White House All-Stars

That tireless sports fan, Richard Milhous Nixon, has been at it again. Since he proved ineffective in dealing with football futures earlier this year (his diagrammed play did not keep the Miami Dolphins from losing 24-3 to the Dallas Cowboys in the Super Bowl), he turned this time to baseball past. At the behest of an RKO General radio reporter, and later in a bylined article for the Associated Press, President Nixon elaborately documented his choices for an alltime, All-Star baseball team.

With help from another eminent baseball authority, Son-in-Law David Eisenhower, who compiled player statistics in 1970 for the then Washington Senators, the President picked two separate teams, pre-and post-World War II, for each league. He explained his choices in some 2,800 words that re flected both a sure grasp of sport cliches and his own brand of rhetoric. He repeatedly used the term "get the nod" and said of a choice: "I have always had enormous respect for him, not only as a fine player but as a leader of men."
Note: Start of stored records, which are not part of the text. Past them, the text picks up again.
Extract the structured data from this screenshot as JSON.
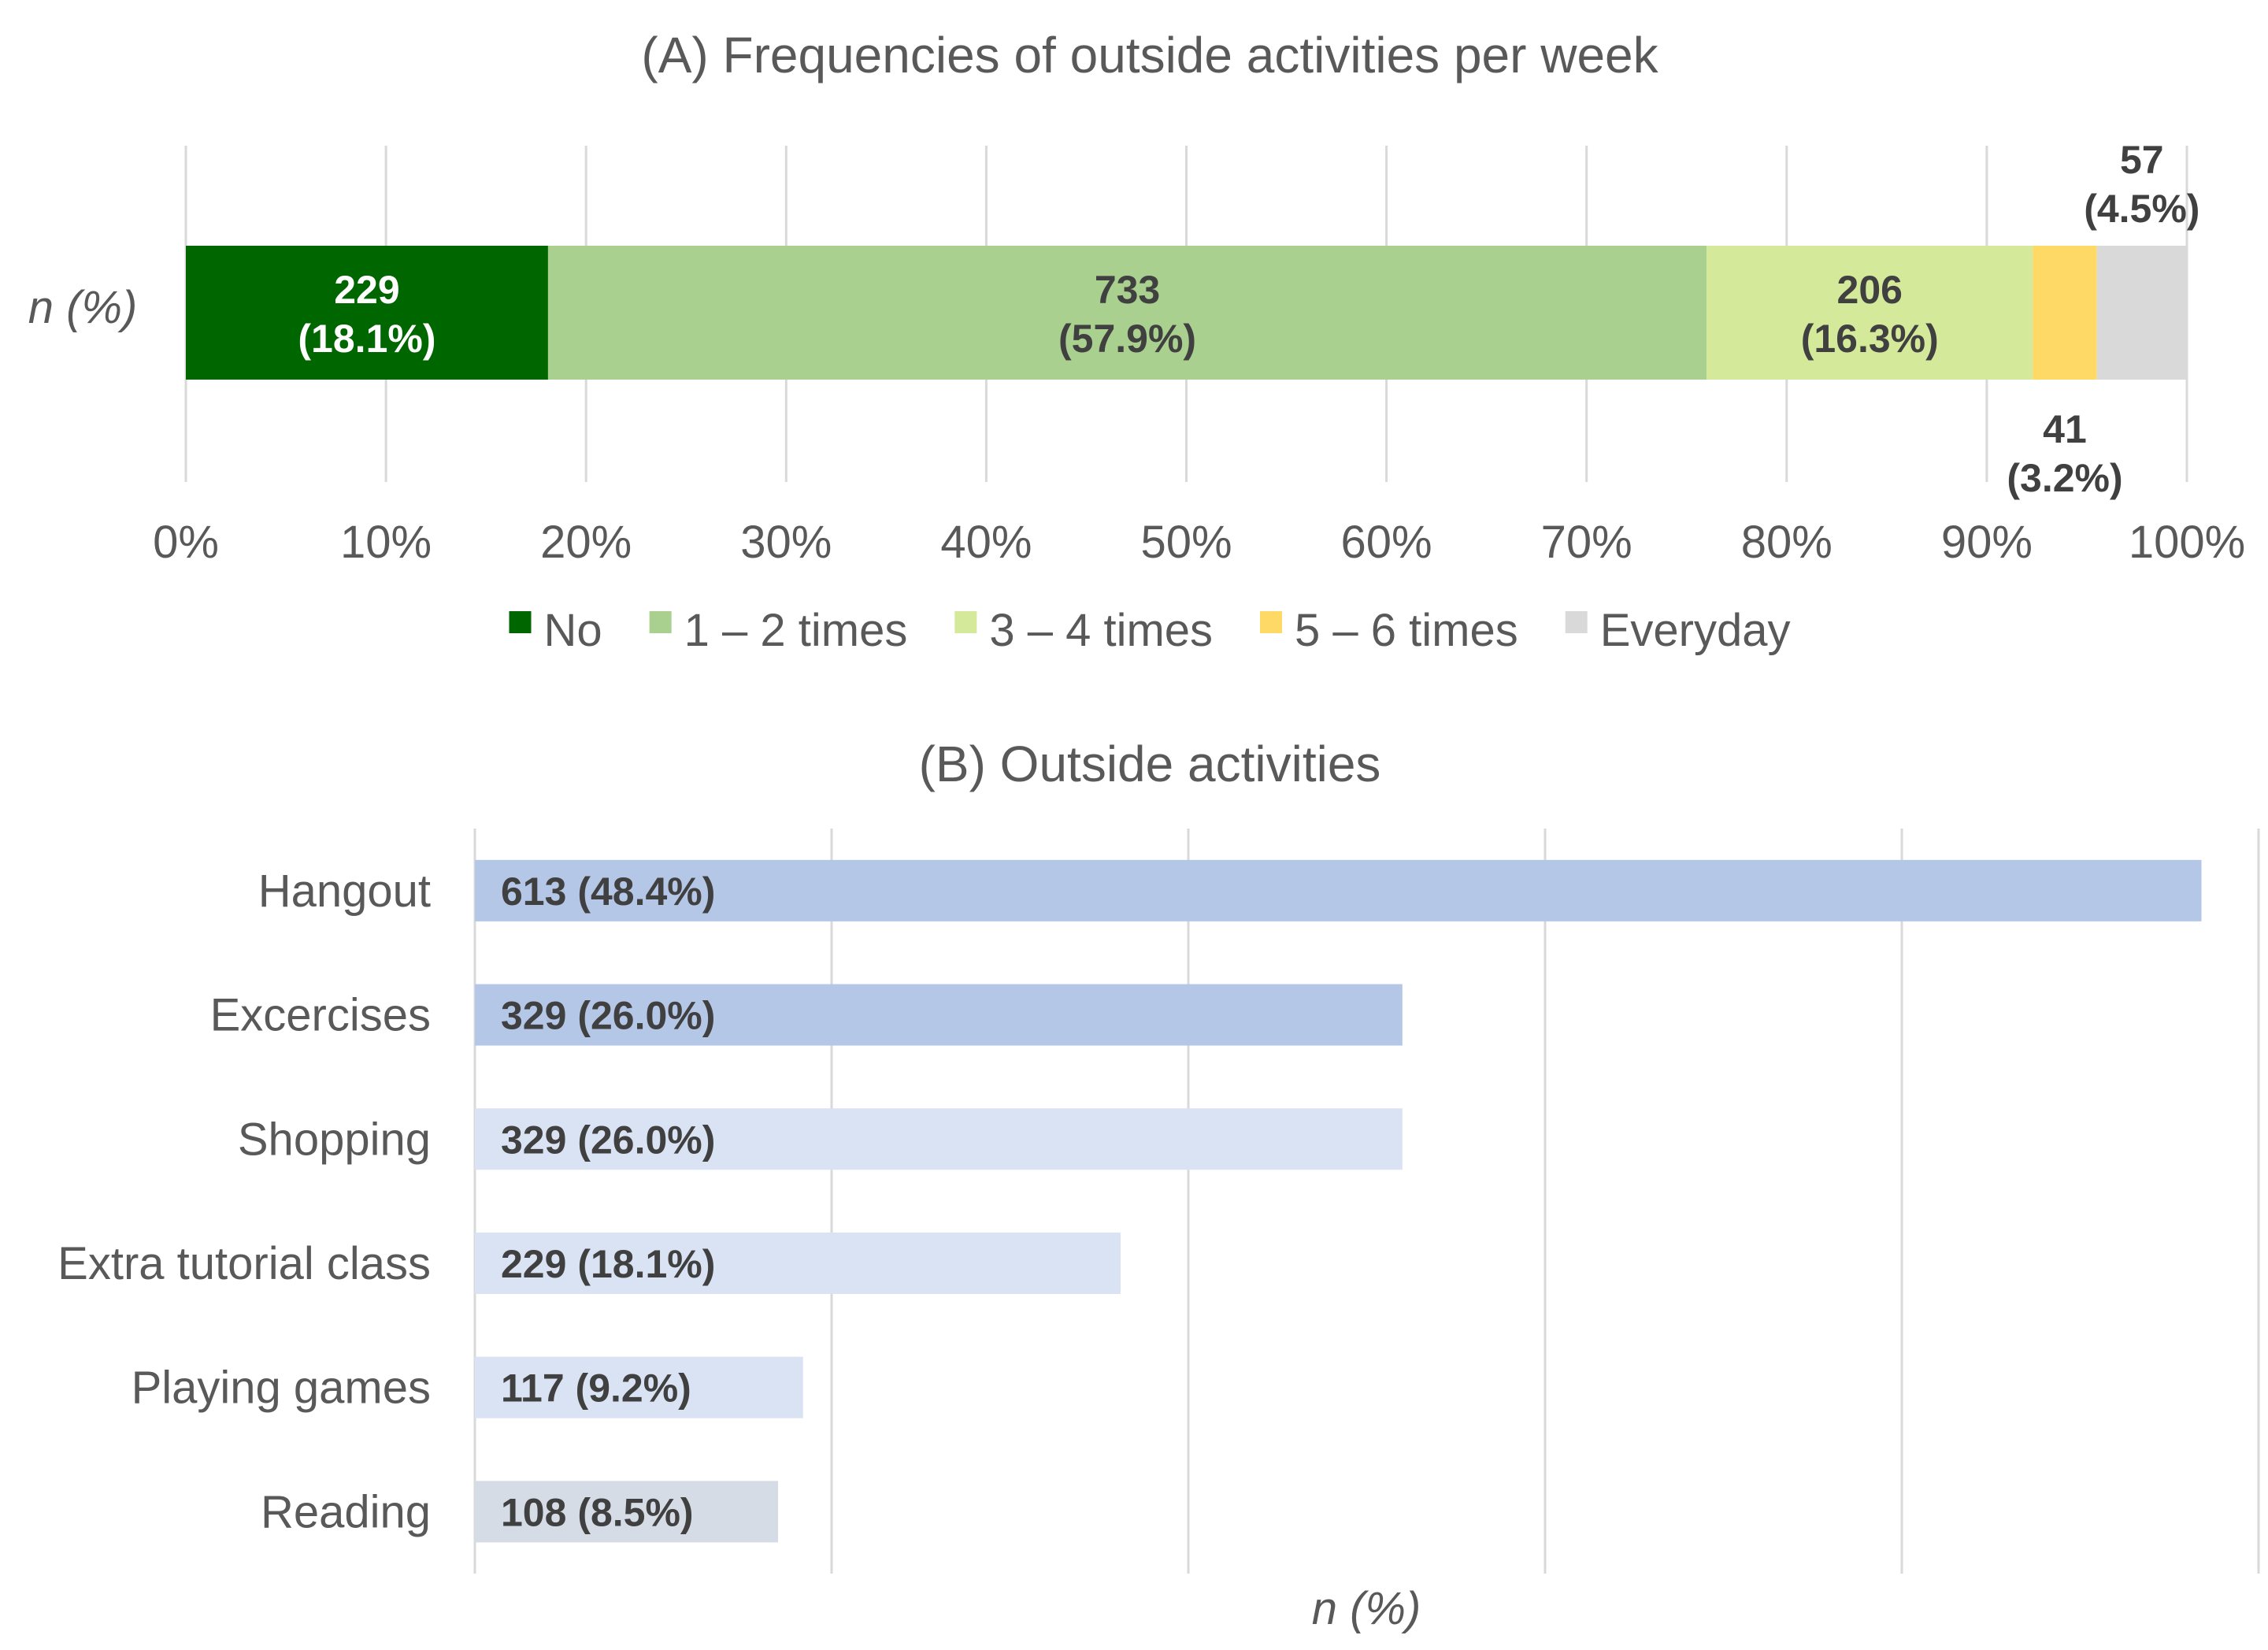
{
  "chart_data": [
    {
      "id": "A",
      "type": "bar",
      "orientation": "horizontal-stacked-percent",
      "title": "(A) Frequencies of outside activities per week",
      "ylabel": "n (%)",
      "xlabel": "",
      "xlim": [
        0,
        100
      ],
      "xticks": [
        "0%",
        "10%",
        "20%",
        "30%",
        "40%",
        "50%",
        "60%",
        "70%",
        "80%",
        "90%",
        "100%"
      ],
      "grid": true,
      "legend_position": "bottom",
      "series": [
        {
          "name": "No",
          "count": "229",
          "pct": 18.1,
          "label_pct": "(18.1%)",
          "color": "#006600",
          "label_color": "#ffffff",
          "label_placement": "inside"
        },
        {
          "name": "1 – 2 times",
          "count": "733",
          "pct": 57.9,
          "label_pct": "(57.9%)",
          "color": "#a9d08e",
          "label_color": "#404040",
          "label_placement": "inside"
        },
        {
          "name": "3 – 4 times",
          "count": "206",
          "pct": 16.3,
          "label_pct": "(16.3%)",
          "color": "#d5e99a",
          "label_color": "#404040",
          "label_placement": "inside"
        },
        {
          "name": "5 – 6 times",
          "count": "41",
          "pct": 3.2,
          "label_pct": "(3.2%)",
          "color": "#ffd966",
          "label_color": "#404040",
          "label_placement": "below"
        },
        {
          "name": "Everyday",
          "count": "57",
          "pct": 4.5,
          "label_pct": "(4.5%)",
          "color": "#d9d9d9",
          "label_color": "#404040",
          "label_placement": "above"
        }
      ]
    },
    {
      "id": "B",
      "type": "bar",
      "orientation": "horizontal",
      "title": "(B) Outside activities",
      "xlabel": "n (%)",
      "ylabel": "",
      "xlim": [
        0,
        50
      ],
      "grid": true,
      "categories": [
        "Hangout",
        "Excercises",
        "Shopping",
        "Extra tutorial class",
        "Playing games",
        "Reading"
      ],
      "values": [
        48.4,
        26.0,
        26.0,
        18.1,
        9.2,
        8.5
      ],
      "labels": [
        "613 (48.4%)",
        "329 (26.0%)",
        "329 (26.0%)",
        "229 (18.1%)",
        "117 (9.2%)",
        "108 (8.5%)"
      ],
      "colors": [
        "#b4c7e7",
        "#b4c7e7",
        "#dae3f3",
        "#dae3f3",
        "#dae3f3",
        "#d6dce5"
      ],
      "label_color": "#404040"
    }
  ]
}
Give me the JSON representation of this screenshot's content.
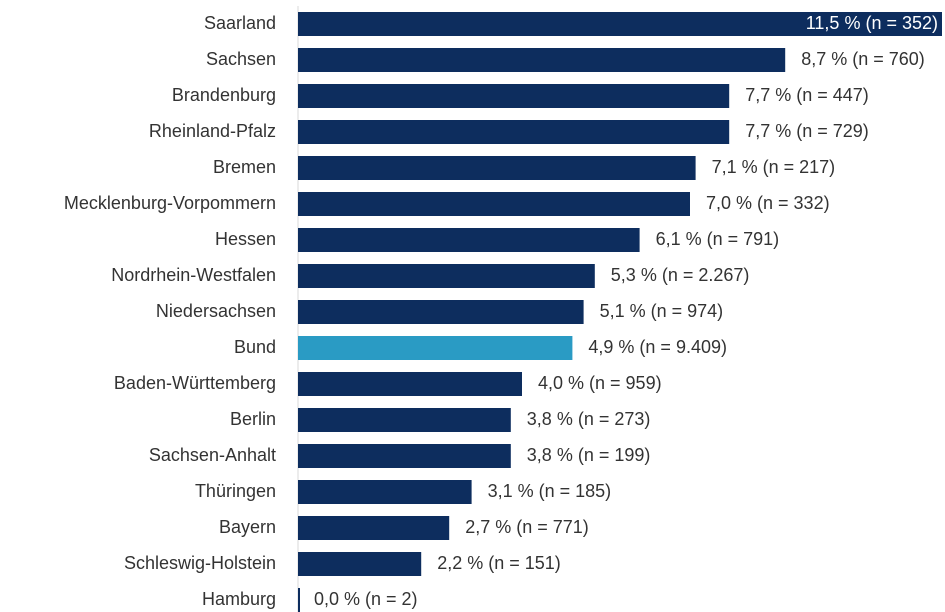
{
  "chart_data": {
    "type": "bar",
    "orientation": "horizontal",
    "categories": [
      "Saarland",
      "Sachsen",
      "Brandenburg",
      "Rheinland-Pfalz",
      "Bremen",
      "Mecklenburg-Vorpommern",
      "Hessen",
      "Nordrhein-Westfalen",
      "Niedersachsen",
      "Bund",
      "Baden-Württemberg",
      "Berlin",
      "Sachsen-Anhalt",
      "Thüringen",
      "Bayern",
      "Schleswig-Holstein",
      "Hamburg"
    ],
    "values": [
      11.5,
      8.7,
      7.7,
      7.7,
      7.1,
      7.0,
      6.1,
      5.3,
      5.1,
      4.9,
      4.0,
      3.8,
      3.8,
      3.1,
      2.7,
      2.2,
      0.0
    ],
    "value_labels": [
      "11,5 % (n = 352)",
      "8,7 % (n = 760)",
      "7,7 % (n = 447)",
      "7,7 % (n = 729)",
      "7,1 % (n = 217)",
      "7,0 % (n = 332)",
      "6,1 % (n = 791)",
      "5,3 % (n = 2.267)",
      "5,1 % (n = 974)",
      "4,9 % (n = 9.409)",
      "4,0 % (n = 959)",
      "3,8 % (n = 273)",
      "3,8 % (n = 199)",
      "3,1 % (n = 185)",
      "2,7 % (n = 771)",
      "2,2 % (n = 151)",
      "0,0 % (n = 2)"
    ],
    "colors": [
      "#0d2d5e",
      "#0d2d5e",
      "#0d2d5e",
      "#0d2d5e",
      "#0d2d5e",
      "#0d2d5e",
      "#0d2d5e",
      "#0d2d5e",
      "#0d2d5e",
      "#2a9bc4",
      "#0d2d5e",
      "#0d2d5e",
      "#0d2d5e",
      "#0d2d5e",
      "#0d2d5e",
      "#0d2d5e",
      "#0d2d5e"
    ],
    "xlim": [
      0,
      11.5
    ]
  }
}
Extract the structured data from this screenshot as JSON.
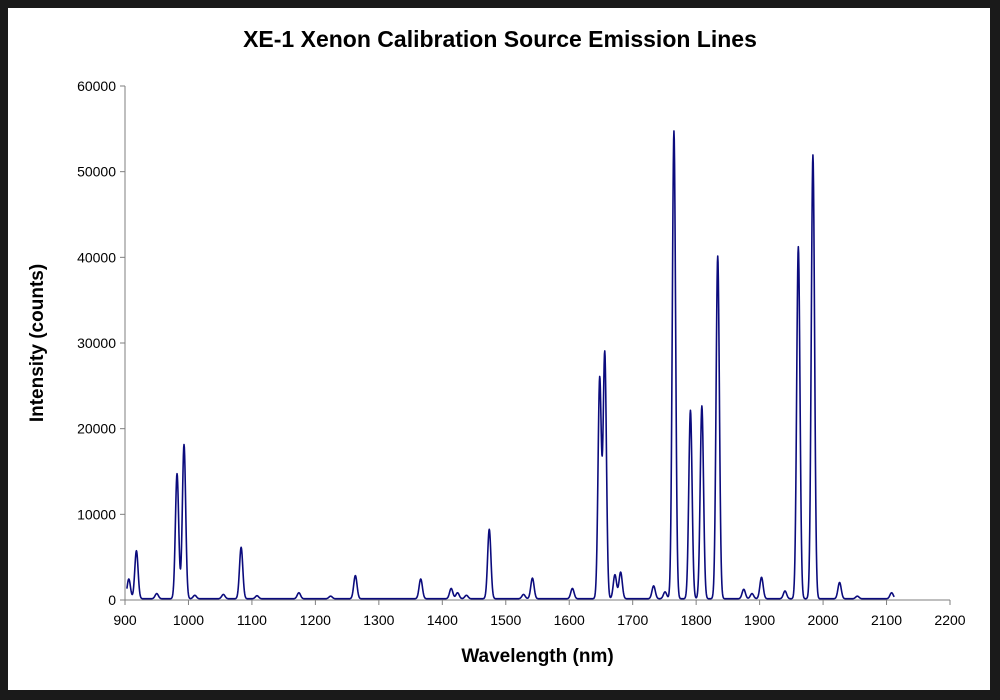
{
  "chart_data": {
    "type": "line",
    "title": "XE-1 Xenon Calibration Source Emission Lines",
    "xlabel": "Wavelength (nm)",
    "ylabel": "Intensity (counts)",
    "xlim": [
      900,
      2200
    ],
    "ylim": [
      0,
      60000
    ],
    "xticks": [
      "900",
      "1000",
      "1100",
      "1200",
      "1300",
      "1400",
      "1500",
      "1600",
      "1700",
      "1800",
      "1900",
      "2000",
      "2100",
      "2200"
    ],
    "yticks": [
      "0",
      "10000",
      "20000",
      "30000",
      "40000",
      "50000",
      "60000"
    ],
    "grid": false,
    "legend": "none",
    "line_color": "#0b0b7d",
    "baseline": 150,
    "peaks": [
      {
        "x": 906,
        "y": 2300
      },
      {
        "x": 918,
        "y": 5600
      },
      {
        "x": 950,
        "y": 600
      },
      {
        "x": 982,
        "y": 14600
      },
      {
        "x": 993,
        "y": 18000
      },
      {
        "x": 1010,
        "y": 400
      },
      {
        "x": 1055,
        "y": 500
      },
      {
        "x": 1083,
        "y": 6000
      },
      {
        "x": 1108,
        "y": 350
      },
      {
        "x": 1174,
        "y": 700
      },
      {
        "x": 1224,
        "y": 300
      },
      {
        "x": 1263,
        "y": 2700
      },
      {
        "x": 1366,
        "y": 2300
      },
      {
        "x": 1414,
        "y": 1200
      },
      {
        "x": 1424,
        "y": 700
      },
      {
        "x": 1438,
        "y": 400
      },
      {
        "x": 1474,
        "y": 8100
      },
      {
        "x": 1528,
        "y": 500
      },
      {
        "x": 1542,
        "y": 2400
      },
      {
        "x": 1605,
        "y": 1200
      },
      {
        "x": 1648,
        "y": 25700
      },
      {
        "x": 1656,
        "y": 28700
      },
      {
        "x": 1672,
        "y": 2800
      },
      {
        "x": 1681,
        "y": 3100
      },
      {
        "x": 1733,
        "y": 1500
      },
      {
        "x": 1751,
        "y": 800
      },
      {
        "x": 1765,
        "y": 54600
      },
      {
        "x": 1791,
        "y": 22000
      },
      {
        "x": 1809,
        "y": 22500
      },
      {
        "x": 1834,
        "y": 40000
      },
      {
        "x": 1875,
        "y": 1100
      },
      {
        "x": 1888,
        "y": 600
      },
      {
        "x": 1903,
        "y": 2500
      },
      {
        "x": 1940,
        "y": 900
      },
      {
        "x": 1961,
        "y": 41100
      },
      {
        "x": 1984,
        "y": 51800
      },
      {
        "x": 2026,
        "y": 1900
      },
      {
        "x": 2054,
        "y": 300
      },
      {
        "x": 2108,
        "y": 700
      }
    ]
  }
}
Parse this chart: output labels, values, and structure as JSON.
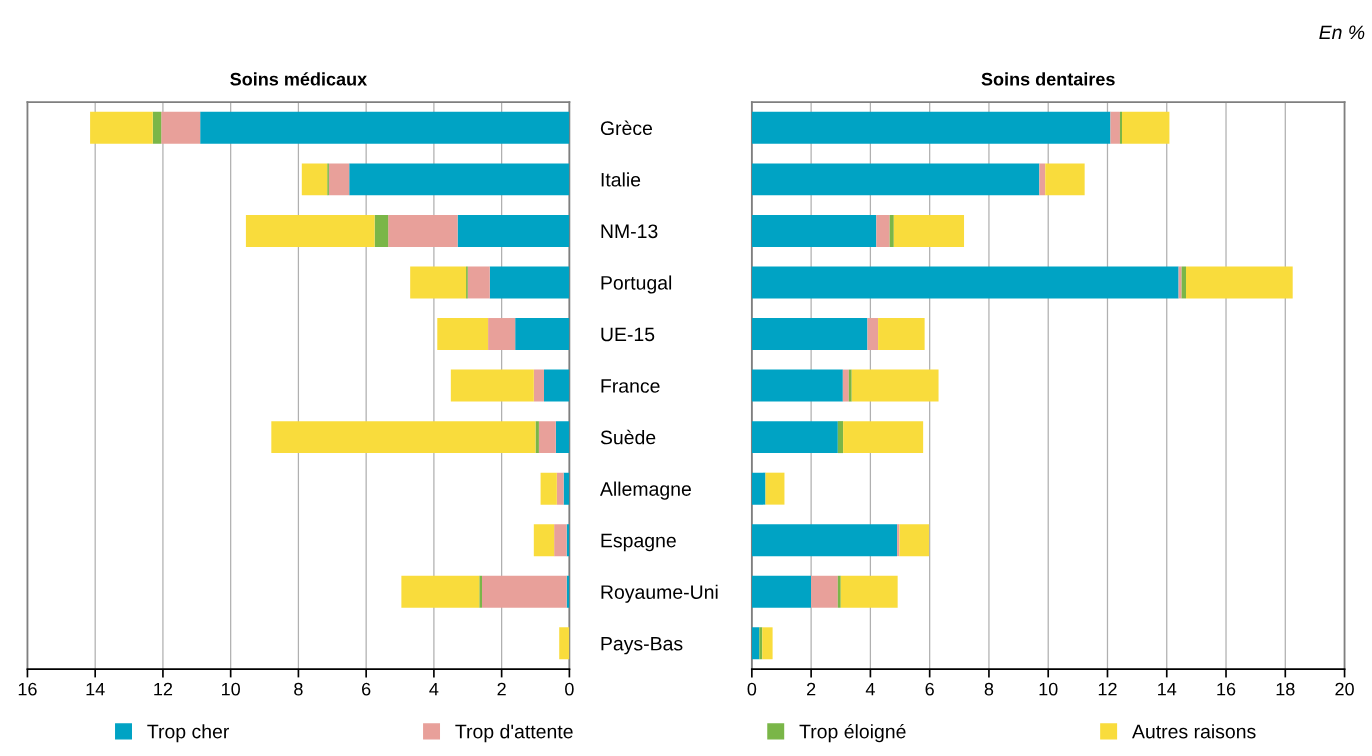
{
  "chart_data": [
    {
      "type": "bar",
      "orientation": "horizontal",
      "stacked": true,
      "title": "Soins médicaux",
      "categories": [
        "Grèce",
        "Italie",
        "NM-13",
        "Portugal",
        "UE-15",
        "France",
        "Suède",
        "Allemagne",
        "Espagne",
        "Royaume-Uni",
        "Pays-Bas"
      ],
      "series": [
        {
          "name": "Trop cher",
          "color": "#00a3c4",
          "values": [
            10.9,
            6.5,
            3.3,
            2.35,
            1.6,
            0.75,
            0.4,
            0.17,
            0.08,
            0.08,
            0
          ]
        },
        {
          "name": "Trop d'attente",
          "color": "#e8a09a",
          "values": [
            1.15,
            0.6,
            2.05,
            0.65,
            0.8,
            0.3,
            0.5,
            0.2,
            0.37,
            2.5,
            0
          ]
        },
        {
          "name": "Trop éloigné",
          "color": "#7ab648",
          "values": [
            0.25,
            0.05,
            0.4,
            0.05,
            0,
            0,
            0.1,
            0,
            0,
            0.08,
            0
          ]
        },
        {
          "name": "Autres raisons",
          "color": "#f9dc3c",
          "values": [
            1.85,
            0.75,
            3.8,
            1.65,
            1.5,
            2.45,
            7.8,
            0.48,
            0.6,
            2.3,
            0.3
          ]
        }
      ],
      "xlim": [
        16,
        0
      ],
      "xticks": [
        16,
        14,
        12,
        10,
        8,
        6,
        4,
        2,
        0
      ],
      "grid": "x",
      "legend": "bottom"
    },
    {
      "type": "bar",
      "orientation": "horizontal",
      "stacked": true,
      "title": "Soins dentaires",
      "categories": [
        null,
        null,
        null,
        null,
        null,
        null,
        null,
        null,
        null,
        null,
        null
      ],
      "series": [
        {
          "color": "#00a3c4",
          "values": [
            12.1,
            9.7,
            4.2,
            14.4,
            3.9,
            3.07,
            2.9,
            0.46,
            4.9,
            2.0,
            0.25
          ]
        },
        {
          "color": "#e8a09a",
          "values": [
            0.32,
            0.2,
            0.45,
            0.1,
            0.36,
            0.2,
            0,
            0,
            0.08,
            0.9,
            0
          ]
        },
        {
          "color": "#7ab648",
          "values": [
            0.07,
            0,
            0.14,
            0.15,
            0,
            0.1,
            0.18,
            0,
            0,
            0.1,
            0.1
          ]
        },
        {
          "color": "#f9dc3c",
          "values": [
            1.6,
            1.33,
            2.37,
            3.6,
            1.57,
            2.93,
            2.7,
            0.64,
            1.0,
            1.92,
            0.35
          ]
        }
      ],
      "xlim": [
        0,
        20
      ],
      "xticks": [
        0,
        2,
        4,
        6,
        8,
        10,
        12,
        14,
        16,
        18,
        20
      ],
      "grid": "x",
      "tick_labels": "x",
      "annotations": [
        "En %"
      ]
    }
  ]
}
In general, the President's selections were obvious enough (Babe Ruth, Joe DiMaggio, Willie Mays and the like). They spread across a movie infantry-platoon ethnic spectrum. As New York Times Columnist Red Smith noted, Nixon "saluted young and old, white and black, Latin and Nordic, lefthander and righthander, Catholic and WASP, Jew and American Indian." No one would be offended, except perhaps a handful of Liechtensteiner and Tibetan diamond buffs.